Amazon.com updates its list of the bestselling books every hour. Here is a snapshot of what is hot right now, this Monday morning, May 17, in the “Organizational Behavior” section of the “Business and Investing” category.
1.Switch: How to Change Things When Change Is Hard by Chip Heath and Dan Heath. The authors of Made to Stick: Why Some Ideas Survive and Others Die contend that our minds are ruled by two different systems — the rational mind and the emotional mind—that compete for control. The rational mind wants to change something at work; the emotional mind loves the comfort of the existing routine. This tension can doom a change effort — but if it is overcome, change can come quickly. In Switch, the Heaths show how everyday people — employees and managers, parents and nurses — have united both minds and, as a result, achieved dramatic results.
2. Liar’s Poker by Michael Lewis. A behind-the-scenes look at a unique and turbulent time in American business. From the frat-boy camaraderie of the forty-first-floor trading room to the killer instinct that made ambitious young men gamble everything on a high-stakes game of bluffing and deception, this is an insider’s account of an unprecedented era of greed, gluttony, and outrageous fortune.
3. The 7 Habits of Highly Effective People by Stephen R. Covey. A new edition of the author’s principles for solving problems.
4. Leadership and Self-Deception: Getting out of the Box by The Arbinger Institute. Uses a parable about an executive facing challenges at work and at home to expose the precise psychological processes that conceal our true motivations and intentions from us and trap us in a “box” of endless self-justification. The book’s central insight is that the key to leadership lays not in what we do, but in who we are.
5. The First 90 Days: Critical Success Strategies for New Leaders at All Levels by by Michael Watkins.
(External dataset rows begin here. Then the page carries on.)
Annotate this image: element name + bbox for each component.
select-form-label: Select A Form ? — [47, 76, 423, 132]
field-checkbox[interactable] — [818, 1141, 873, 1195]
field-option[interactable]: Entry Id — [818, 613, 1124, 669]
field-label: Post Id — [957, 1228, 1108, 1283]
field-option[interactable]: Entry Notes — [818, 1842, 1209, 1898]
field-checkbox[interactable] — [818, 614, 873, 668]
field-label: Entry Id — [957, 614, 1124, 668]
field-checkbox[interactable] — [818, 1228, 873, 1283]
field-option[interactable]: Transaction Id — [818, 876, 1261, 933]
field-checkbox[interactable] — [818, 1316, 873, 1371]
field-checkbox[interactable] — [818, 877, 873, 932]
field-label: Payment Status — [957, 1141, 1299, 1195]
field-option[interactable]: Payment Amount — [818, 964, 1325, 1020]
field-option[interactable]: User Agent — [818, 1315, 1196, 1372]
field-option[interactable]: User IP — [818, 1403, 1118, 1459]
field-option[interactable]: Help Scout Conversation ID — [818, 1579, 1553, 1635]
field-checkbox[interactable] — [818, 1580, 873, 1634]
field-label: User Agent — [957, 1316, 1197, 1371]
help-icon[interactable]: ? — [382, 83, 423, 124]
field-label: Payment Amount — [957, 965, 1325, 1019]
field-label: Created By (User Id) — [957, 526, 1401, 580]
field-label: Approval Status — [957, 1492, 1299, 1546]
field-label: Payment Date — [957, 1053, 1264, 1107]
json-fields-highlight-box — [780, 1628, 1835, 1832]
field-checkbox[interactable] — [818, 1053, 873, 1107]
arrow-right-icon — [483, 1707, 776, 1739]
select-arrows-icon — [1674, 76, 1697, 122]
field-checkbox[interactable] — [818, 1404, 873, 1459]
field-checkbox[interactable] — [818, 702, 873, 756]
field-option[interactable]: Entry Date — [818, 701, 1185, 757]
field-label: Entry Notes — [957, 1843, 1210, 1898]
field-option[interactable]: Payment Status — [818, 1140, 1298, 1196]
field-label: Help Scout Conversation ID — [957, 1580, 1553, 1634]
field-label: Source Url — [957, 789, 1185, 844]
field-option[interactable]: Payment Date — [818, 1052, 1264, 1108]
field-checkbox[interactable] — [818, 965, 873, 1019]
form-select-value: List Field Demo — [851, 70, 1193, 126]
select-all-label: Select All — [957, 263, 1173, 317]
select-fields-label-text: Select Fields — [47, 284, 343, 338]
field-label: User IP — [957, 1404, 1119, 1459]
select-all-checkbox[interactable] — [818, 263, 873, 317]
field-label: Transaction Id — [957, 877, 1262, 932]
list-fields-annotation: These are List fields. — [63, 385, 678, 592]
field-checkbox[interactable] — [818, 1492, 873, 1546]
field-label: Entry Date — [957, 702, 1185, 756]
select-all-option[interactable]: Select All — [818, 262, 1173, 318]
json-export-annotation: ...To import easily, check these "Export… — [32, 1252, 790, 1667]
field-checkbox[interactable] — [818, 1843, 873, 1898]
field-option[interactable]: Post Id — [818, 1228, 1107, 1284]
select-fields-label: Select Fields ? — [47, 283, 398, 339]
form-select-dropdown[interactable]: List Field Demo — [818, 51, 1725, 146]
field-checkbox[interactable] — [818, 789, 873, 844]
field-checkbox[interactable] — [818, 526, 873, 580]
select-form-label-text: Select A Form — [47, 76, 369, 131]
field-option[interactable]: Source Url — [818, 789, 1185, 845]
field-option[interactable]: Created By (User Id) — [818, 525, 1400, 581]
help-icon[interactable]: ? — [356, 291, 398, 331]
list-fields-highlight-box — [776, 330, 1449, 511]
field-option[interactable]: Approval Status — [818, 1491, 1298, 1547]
Whether challenged with taking on a startup, turning a business around, or inheriting a high-performing unit, a new leader’s success or failure is determined within the first 90 days on the job. This hands-on guide offers proven strategies for moving successfully into a new role at any point in one’s career.
6. Wellbeing: The Five Essential Elements by Tom Rath. The author of StrengthsFinder 2.0: A New and Upgraded Edition of the Online Test from Gallup’s Now, Discover Your Strengths, gives ideas for boosting your wellbeing in each of these five areas: career wellbeing, social wellbeing, financial wellbeing, physical wellbeing, and community wellbeing.
7. The Leadership Challenge, 4th Edition by James M. Kouzes. In the 1980s and again in the ’90s, James M. Kouzes and Barry Z. Posner published The Leadership Challenge to address issues they uncovered in research on ordinary people achieving “individual leadership standards of excellence.” The keys they identified–model the way, inspire a shared vision, challenge the process, enable others to act, encourage the heart–have now been reexamined in the context of the post-millennium world and updated.
8. The Goal: A Process of Ongoing Improvement by Eliyahu M. Goldratt and Jeff Cox. Alex Rogo manages a failing manufacturing plant. When his district manager tells him that profits must increase or the plant will be closed, Alex turns to Jonah, a former professor. With the help of the enigmatic Jonah and the plant staff, Alex turns the plant around while at the same time abandoning many management principles he previously thought were ironclad.
9. Leading Change by John P. Kotter. The methods managers have used in the attempt to transform their companies into stronger competitors — total quality management, reengineering, right sizing, restructuring, cultural change, and turnarounds — routinely fall short, says Kotter, because they fail to alter behavior. This book identifies an eight-step process that every company must go through to acheive its goal, and shows where and how people — good people — often derail.
10. Execution: The Discipline of Getting Things Done by Larry Bossidy, Ram Charan, and Charles Burck . The authors describe the building blocks–leaders with the right behaviors, a culture that rewards execution, and a reliable system for having the right people in the right jobs–that need to be in place to manage the three core business processes of people, strategy, and operations. Both Bossidy, CEO of Honeywell International, Inc., and Charan, advisor to corporate executives and author of such books as What the CEO Wants You to Know : How Your Company Really Works and Boards That Deliver: Advancing Corporate Governance From Compliance to Competitive Advantage, present experience-tested insight into how the smooth linking of these three processes can differentiate one company from the rest.